L'Inter riparte da Pioli, Pioli riparte dall'Inter. Due strade parallele che si sono congiunte così, quasi casualmente, in una fredda serata di inizio novembre. Per l'annuncio bisognerà aspettare ancora qualche ora, il tempo necessario per risolvere le pratiche burocratiche (il tecnico è ancora sotto contratto con la Lazio) e legarsi al club nerazzurro fino al 30 giugno del 2018. Accordo per un anno e mezzo, segno che più che un traghettatore, in attesa di un "botto" nella prossima estate, potrebbe davvero diventare il simbolo della rinascita interista con al comando Suning.

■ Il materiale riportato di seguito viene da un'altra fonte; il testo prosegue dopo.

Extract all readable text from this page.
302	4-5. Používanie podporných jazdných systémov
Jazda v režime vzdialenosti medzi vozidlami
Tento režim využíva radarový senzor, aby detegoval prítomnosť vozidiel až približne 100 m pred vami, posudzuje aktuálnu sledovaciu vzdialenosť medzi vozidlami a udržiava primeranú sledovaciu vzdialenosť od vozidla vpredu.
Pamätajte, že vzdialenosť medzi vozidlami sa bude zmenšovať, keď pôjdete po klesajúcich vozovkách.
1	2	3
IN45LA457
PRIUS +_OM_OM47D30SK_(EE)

Pioli avrà tra le mani una squadra i cui numeri fin qui non hanno per nulla entusiasmato. Ammesse tutte le attenuanti del caso per De Boer, i fatti raccontano che i 17 punti in classifica dopo 12 giornate di campionato non si allineano affatto con le ambizioni della nuova società. Il ritorno in Champions, competizione che manca da ben cinque stagioni, è l'obiettivo da centrare a stretto giro di posta. E forse proprio lo strepitoso campionato 2014/2015 di Pioli con la Lazio, culminato con l'arrivo al terzo posto, è stato il fattore decisivo perché la scelta finale ricadesse su di lui.
MODULO DI GIOCO - De Boer si è affidato principalmente al 4-3-3, camuffandolo in qualche circostanza con un 4-2-3-1 in cui Banega veniva posizionato sulla stessa linea di Perisic e Candreva/Eder. Terreno fertile per Pioli, visto che a Roma alternava proprio questi due schieramenti. Eppure forse non tutti sanno che, per gran parte della propria carriera, il parmense ha fatto giocare le proprie squadre con il 4-4-2. La costante, evidente, è la difesa a quattro, considerata dal diretto interessato l'unica soluzione possibile per fronteggiare qualsiasi squadra e non dover ogni volta cambiare muta in base alle caratteristiche degli avversari. Un pensiero che lo accompagna da sempre, fin dalla Tesi formulata per ottenere il diploma di allenatore a Coverciano.
Ciò su cui Pioli ha sempre insistito è la stretta "collaborazione" tra terzini, mezzali ed esterni d'attacco, con la palla che deve sempre girare veloce e la possibilità che gli interpreti si scambino di posizione per lasciare invariata la propria pericolosità offensiva (in pratica lo stesso dettame del Napoli di Maurizio Sarri). Ecco perché il punto centrale del suo modo di fare calcio sta tutto nell'espressione "catene laterali", fulcro del suo gioco e fonte della gran parte delle occasioni prodotte nell'arco dei 90 minuti. Un modus operandi che lo ha portato a giocarsi il preliminare di Champions League contro il Bayer Leverkusen e le finali di Coppa Italia e Supercoppa contro la Juventus. Obiettivi tutti falliti, tuttavia la sua immagine non ne è uscita nemmeno parzialmente offuscata.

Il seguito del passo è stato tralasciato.